I’ve been thinking a lot about my anxiety recently. I look back with a smile on my face that no, the house didn’t burn down, I didn’t delete important work documents by accident, and nor did I die of that terrible incurable disease that had manifested only in my head. I smile because these all felt so real, and now they don’t. I smile because I finally feel like myself again, something I never thought was possible.
That may sound dramatic, but when you go about life (notice I don’t use the term living here) plagued by unwanted thoughts of ‘what if’, second guessing and catastrophising my every move, I really did hit rock bottom. I stopped looking to the future and instead feared it.

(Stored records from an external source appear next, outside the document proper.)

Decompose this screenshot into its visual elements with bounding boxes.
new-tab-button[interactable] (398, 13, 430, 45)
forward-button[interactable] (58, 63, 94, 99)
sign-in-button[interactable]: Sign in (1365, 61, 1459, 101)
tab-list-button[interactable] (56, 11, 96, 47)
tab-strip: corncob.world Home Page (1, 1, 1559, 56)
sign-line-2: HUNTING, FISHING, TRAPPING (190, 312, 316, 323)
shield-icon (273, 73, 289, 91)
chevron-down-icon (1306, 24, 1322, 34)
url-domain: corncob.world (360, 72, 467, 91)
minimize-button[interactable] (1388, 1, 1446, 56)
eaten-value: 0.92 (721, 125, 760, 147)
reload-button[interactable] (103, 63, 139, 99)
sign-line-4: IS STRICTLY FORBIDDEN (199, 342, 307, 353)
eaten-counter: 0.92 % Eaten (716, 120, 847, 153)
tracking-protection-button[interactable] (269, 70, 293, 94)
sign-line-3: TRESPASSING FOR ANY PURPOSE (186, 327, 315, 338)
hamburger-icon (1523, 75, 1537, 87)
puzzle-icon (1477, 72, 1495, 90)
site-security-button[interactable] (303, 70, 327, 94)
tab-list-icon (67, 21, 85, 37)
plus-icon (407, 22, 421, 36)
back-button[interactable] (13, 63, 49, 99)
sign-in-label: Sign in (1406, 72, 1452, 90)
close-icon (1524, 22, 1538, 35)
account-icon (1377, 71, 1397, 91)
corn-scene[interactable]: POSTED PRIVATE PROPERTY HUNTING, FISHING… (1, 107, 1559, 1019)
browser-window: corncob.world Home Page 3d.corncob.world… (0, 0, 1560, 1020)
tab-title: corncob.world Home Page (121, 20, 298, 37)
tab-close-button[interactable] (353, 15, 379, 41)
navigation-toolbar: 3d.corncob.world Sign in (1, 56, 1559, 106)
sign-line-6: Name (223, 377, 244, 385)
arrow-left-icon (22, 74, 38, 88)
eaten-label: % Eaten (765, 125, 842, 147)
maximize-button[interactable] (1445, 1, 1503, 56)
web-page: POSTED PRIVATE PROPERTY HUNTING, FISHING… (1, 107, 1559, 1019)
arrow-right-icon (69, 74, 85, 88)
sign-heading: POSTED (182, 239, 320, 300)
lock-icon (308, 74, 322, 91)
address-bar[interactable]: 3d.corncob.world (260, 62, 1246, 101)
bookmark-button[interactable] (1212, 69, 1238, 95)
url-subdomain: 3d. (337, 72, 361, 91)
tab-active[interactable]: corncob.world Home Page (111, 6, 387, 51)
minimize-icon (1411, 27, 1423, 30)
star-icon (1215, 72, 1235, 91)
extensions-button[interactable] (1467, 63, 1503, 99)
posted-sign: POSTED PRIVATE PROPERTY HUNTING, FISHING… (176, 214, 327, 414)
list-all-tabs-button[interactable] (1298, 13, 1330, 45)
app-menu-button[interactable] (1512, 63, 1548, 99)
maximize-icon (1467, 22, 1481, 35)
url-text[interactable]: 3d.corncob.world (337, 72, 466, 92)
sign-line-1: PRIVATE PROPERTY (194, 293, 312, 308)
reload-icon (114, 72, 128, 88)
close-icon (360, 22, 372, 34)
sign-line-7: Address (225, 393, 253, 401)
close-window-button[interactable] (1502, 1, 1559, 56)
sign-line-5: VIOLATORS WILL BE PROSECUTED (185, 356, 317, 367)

‘How did you come out the other side?’ is something I’m asked a lot. In truth, every day I have to keep an eye on my mental health and manage the obsessive thoughts in my head. I still tell myself mantras, learned in therapy; like ‘just because I thought of it doesn’t mean it will happen’ and ‘I can’t control it by thinking about it’. To be honest, I couldn’t even put my finger on what exactly worked, since I tackled it from all angles, just desperate to be myself again – quitting alcohol and caffeine, then starting therapy and finally the ultimate taboo – medication.
Growing up in a family where my mum was more likely to give me a tea made out of bark than take me to the doctor, it felt daunting but I knew I needed to go. What were these meds going to do? Would they make me feel like someone else completely? And this would mean my anxiety is real as it’s written down on paper. Being thrust a prescription with no reassuring eye contact from the doctor didn’t help either. The tablets stayed un-taken, but as the sleepless nights continued and anxiety loomed over every day enjoyments, I knew I had to do something about it. Calling my doctor, I explained my situation and was referred to a lovely specialist. She explained it all to me and said that I was to come back in 6 weeks for a chat.
The anxiety didn’t settle overnight, and I can’t remember when it happened, but I started to look ‘back’ on my anxiety – a testament to how far I had come.